A change in the way the school district kept its attendance records last school year kept Oak Harbor Middle School from meeting its yearly testing standards.

Oak Harbor Assistant Superintendent David Peterson said the matter has been cleared up and the school has officially met the standards.

Peggy Ellis, principal at Oak Harbor Middle School, said a change to a new computer system after spring break created a clerical error. The snafu was realized in mid-May and was quickly fixed, she said.

The state uses a measurement tool that the No Child Left Behind Act requires to gauge the progress in Washington Assessment of Student Learning test results. The anticipated end result will be 100 percent of students passing the WASL by 2014.

The tool is a grid of minimum scoring standards to determine adequate progress. For kindergarten through eighth grade, one of the criteria is attendance records.
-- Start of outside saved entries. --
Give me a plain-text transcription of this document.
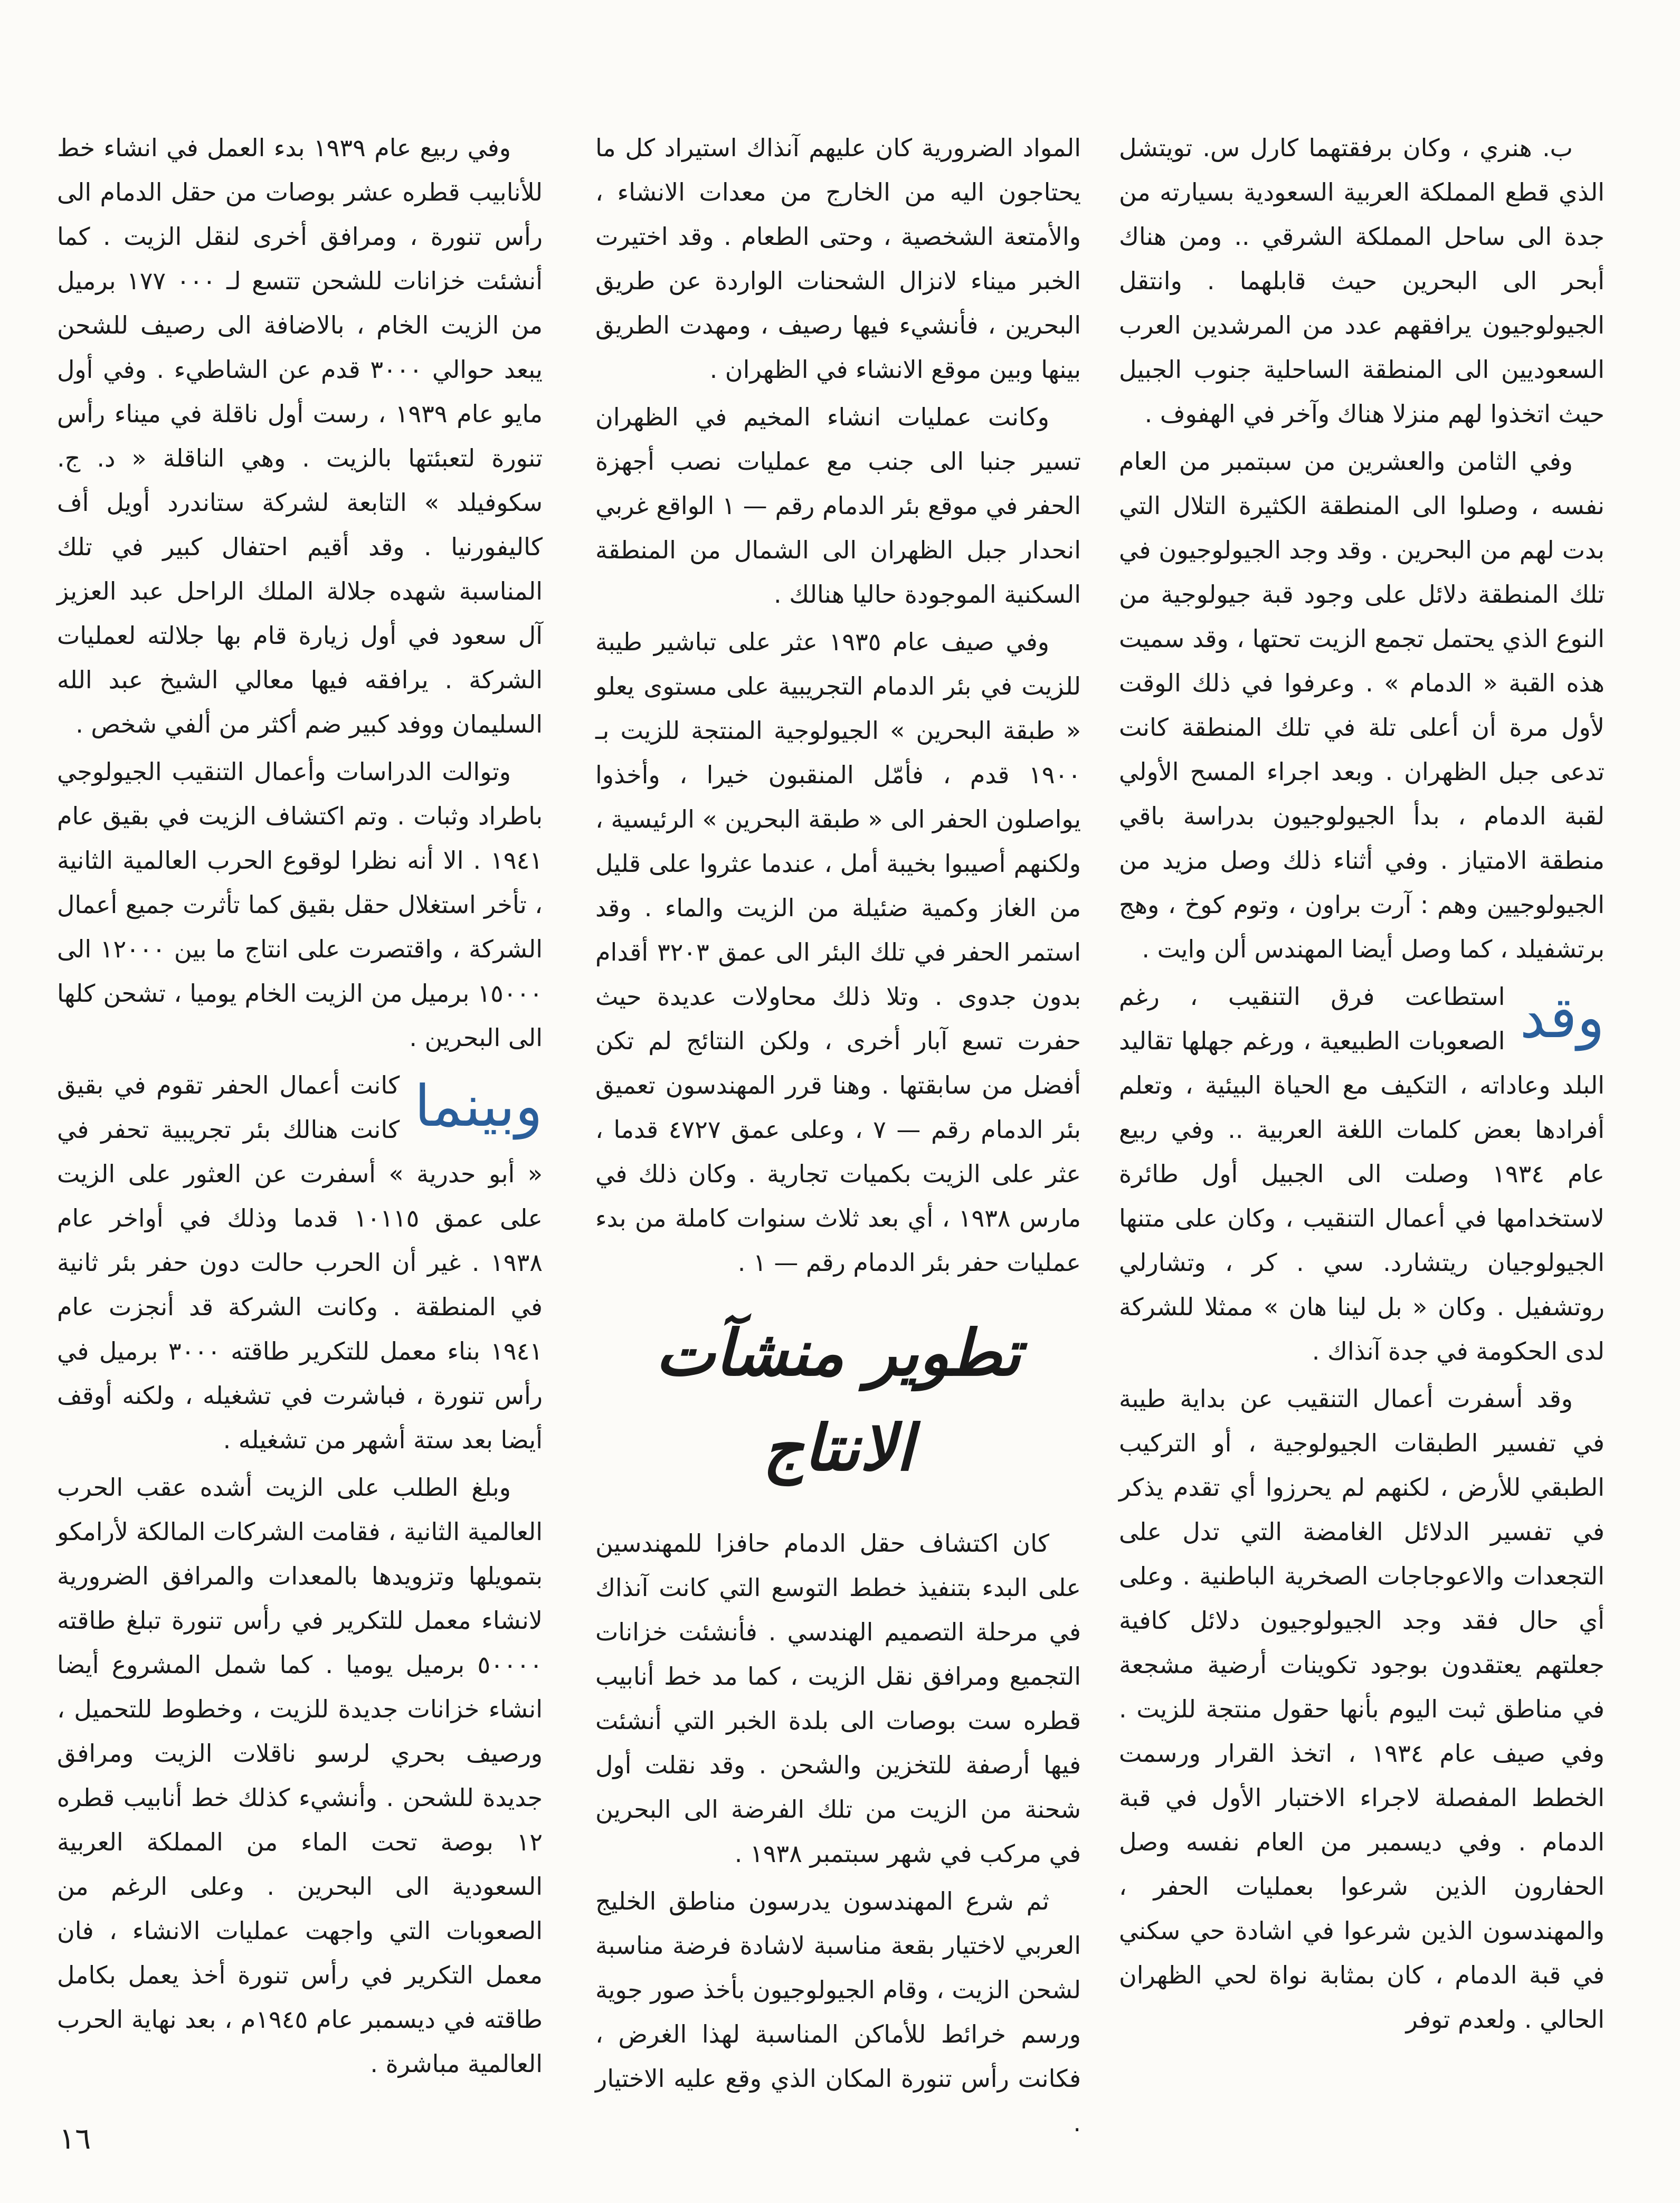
ب. هنري ، وكان برفقتهما كارل س. تويتشل الذي قطع المملكة العربية السعودية بسيارته من جدة الى ساحل المملكة الشرقي .. ومن هناك أبحر الى البحرين حيث قابلهما . وانتقل الجيولوجيون يرافقهم عدد من المرشدين العرب السعوديين الى المنطقة الساحلية جنوب الجبيل حيث اتخذوا لهم منزلا هناك وآخر في الهفوف .

وفي الثامن والعشرين من سبتمبر من العام نفسه ، وصلوا الى المنطقة الكثيرة التلال التي بدت لهم من البحرين . وقد وجد الجيولوجيون في تلك المنطقة دلائل على وجود قبة جيولوجية من النوع الذي يحتمل تجمع الزيت تحتها ، وقد سميت هذه القبة « الدمام » . وعرفوا في ذلك الوقت لأول مرة أن أعلى تلة في تلك المنطقة كانت تدعى جبل الظهران . وبعد اجراء المسح الأولي لقبة الدمام ، بدأ الجيولوجيون بدراسة باقي منطقة الامتياز . وفي أثناء ذلك وصل مزيد من الجيولوجيين وهم : آرت براون ، وتوم كوخ ، وهج برتشفيلد ، كما وصل أيضا المهندس ألن وايت .

وقد

استطاعت فرق التنقيب ، رغم الصعوبات الطبيعية ، ورغم جهلها تقاليد البلد وعاداته ، التكيف مع الحياة البيئية ، وتعلم أفرادها بعض كلمات اللغة العربية .. وفي ربيع عام ١٩٣٤ وصلت الى الجبيل أول طائرة لاستخدامها في أعمال التنقيب ، وكان على متنها الجيولوجيان ريتشارد. سي . كر ، وتشارلي روتشفيل . وكان « بل لينا هان » ممثلا للشركة لدى الحكومة في جدة آنذاك .

وقد أسفرت أعمال التنقيب عن بداية طيبة في تفسير الطبقات الجيولوجية ، أو التركيب الطبقي للأرض ، لكنهم لم يحرزوا أي تقدم يذكر في تفسير الدلائل الغامضة التي تدل على التجعدات والاعوجاجات الصخرية الباطنية . وعلى أي حال فقد وجد الجيولوجيون دلائل كافية جعلتهم يعتقدون بوجود تكوينات أرضية مشجعة في مناطق ثبت اليوم بأنها حقول منتجة للزيت . وفي صيف عام ١٩٣٤ ، اتخذ القرار ورسمت الخطط المفصلة لاجراء الاختبار الأول في قبة الدمام . وفي ديسمبر من العام نفسه وصل الحفارون الذين شرعوا بعمليات الحفر ، والمهندسون الذين شرعوا في اشادة حي سكني في قبة الدمام ، كان بمثابة نواة لحي الظهران الحالي . ولعدم توفر

المواد الضرورية كان عليهم آنذاك استيراد كل ما يحتاجون اليه من الخارج من معدات الانشاء ، والأمتعة الشخصية ، وحتى الطعام . وقد اختيرت الخبر ميناء لانزال الشحنات الواردة عن طريق البحرين ، فأنشيء فيها رصيف ، ومهدت الطريق بينها وبين موقع الانشاء في الظهران .

وكانت عمليات انشاء المخيم في الظهران تسير جنبا الى جنب مع عمليات نصب أجهزة الحفر في موقع بئر الدمام رقم — ١ الواقع غربي انحدار جبل الظهران الى الشمال من المنطقة السكنية الموجودة حاليا هنالك .

وفي صيف عام ١٩٣٥ عثر على تباشير طيبة للزيت في بئر الدمام التجريبية على مستوى يعلو « طبقة البحرين » الجيولوجية المنتجة للزيت بـ ١٩٠٠ قدم ، فأمّل المنقبون خيرا ، وأخذوا يواصلون الحفر الى « طبقة البحرين » الرئيسية ، ولكنهم أصيبوا بخيبة أمل ، عندما عثروا على قليل من الغاز وكمية ضئيلة من الزيت والماء . وقد استمر الحفر في تلك البئر الى عمق ٣٢٠٣ أقدام بدون جدوى . وتلا ذلك محاولات عديدة حيث حفرت تسع آبار أخرى ، ولكن النتائج لم تكن أفضل من سابقتها . وهنا قرر المهندسون تعميق بئر الدمام رقم — ٧ ، وعلى عمق ٤٧٢٧ قدما ، عثر على الزيت بكميات تجارية . وكان ذلك في مارس ١٩٣٨ ، أي بعد ثلاث سنوات كاملة من بدء عمليات حفر بئر الدمام رقم — ١ .

تطوير منشآت الانتاج

كان اكتشاف حقل الدمام حافزا للمهندسين على البدء بتنفيذ خطط التوسع التي كانت آنذاك في مرحلة التصميم الهندسي . فأنشئت خزانات التجميع ومرافق نقل الزيت ، كما مد خط أنابيب قطره ست بوصات الى بلدة الخبر التي أنشئت فيها أرصفة للتخزين والشحن . وقد نقلت أول شحنة من الزيت من تلك الفرضة الى البحرين في مركب في شهر سبتمبر ١٩٣٨ .

ثم شرع المهندسون يدرسون مناطق الخليج العربي لاختيار بقعة مناسبة لاشادة فرضة مناسبة لشحن الزيت ، وقام الجيولوجيون بأخذ صور جوية ورسم خرائط للأماكن المناسبة لهذا الغرض ، فكانت رأس تنورة المكان الذي وقع عليه الاختيار .

وفي ربيع عام ١٩٣٩ بدء العمل في انشاء خط للأنابيب قطره عشر بوصات من حقل الدمام الى رأس تنورة ، ومرافق أخرى لنقل الزيت . كما أنشئت خزانات للشحن تتسع لـ ٠٠٠ ١٧٧ برميل من الزيت الخام ، بالاضافة الى رصيف للشحن يبعد حوالي ٣٠٠٠ قدم عن الشاطيء . وفي أول مايو عام ١٩٣٩ ، رست أول ناقلة في ميناء رأس تنورة لتعبئتها بالزيت . وهي الناقلة « د. ج. سكوفيلد » التابعة لشركة ستاندرد أويل أف كاليفورنيا . وقد أقيم احتفال كبير في تلك المناسبة شهده جلالة الملك الراحل عبد العزيز آل سعود في أول زيارة قام بها جلالته لعمليات الشركة . يرافقه فيها معالي الشيخ عبد الله السليمان ووفد كبير ضم أكثر من ألفي شخص .

وتوالت الدراسات وأعمال التنقيب الجيولوجي باطراد وثبات . وتم اكتشاف الزيت في بقيق عام ١٩٤١ . الا أنه نظرا لوقوع الحرب العالمية الثانية ، تأخر استغلال حقل بقيق كما تأثرت جميع أعمال الشركة ، واقتصرت على انتاج ما بين ١٢٠٠٠ الى ١٥٠٠٠ برميل من الزيت الخام يوميا ، تشحن كلها الى البحرين .

وبينما

كانت أعمال الحفر تقوم في بقيق كانت هنالك بئر تجريبية تحفر في « أبو حدرية » أسفرت عن العثور على الزيت على عمق ١٠١١٥ قدما وذلك في أواخر عام ١٩٣٨ . غير أن الحرب حالت دون حفر بئر ثانية في المنطقة . وكانت الشركة قد أنجزت عام ١٩٤١ بناء معمل للتكرير طاقته ٣٠٠٠ برميل في رأس تنورة ، فباشرت في تشغيله ، ولكنه أوقف أيضا بعد ستة أشهر من تشغيله .

وبلغ الطلب على الزيت أشده عقب الحرب العالمية الثانية ، فقامت الشركات المالكة لأرامكو بتمويلها وتزويدها بالمعدات والمرافق الضرورية لانشاء معمل للتكرير في رأس تنورة تبلغ طاقته ٥٠٠٠٠ برميل يوميا . كما شمل المشروع أيضا انشاء خزانات جديدة للزيت ، وخطوط للتحميل ، ورصيف بحري لرسو ناقلات الزيت ومرافق جديدة للشحن . وأنشيء كذلك خط أنابيب قطره ١٢ بوصة تحت الماء من المملكة العربية السعودية الى البحرين . وعلى الرغم من الصعوبات التي واجهت عمليات الانشاء ، فان معمل التكرير في رأس تنورة أخذ يعمل بكامل طاقته في ديسمبر عام ١٩٤٥م ، بعد نهاية الحرب العالمية مباشرة .

١٦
Changes in the data entry system at the middle school kept it from properly reporting excused and unexcused absences, Peterson said. This resulted in six weeks worth of absences being sent to the Washington Superintendent of Public Instruction as unexcused.

This made the absence rate too high to meet the standards set by the state. OSPI spokeswoman Kim Schmanke said other schools across the state have found themselves in similar situations.

“There’s been no accountability at the state level for attendance,” she said.

The district contacted OSPI with a request to resubmit correct attendance figures, Schmanke said. Ellis resent the attendance report with the corrected data. After reviewing the data, the state determined that the middle school did meet the requirements.

Statewide, 326 schools in 84 districts did not meet the federal requirements, Schmanke said.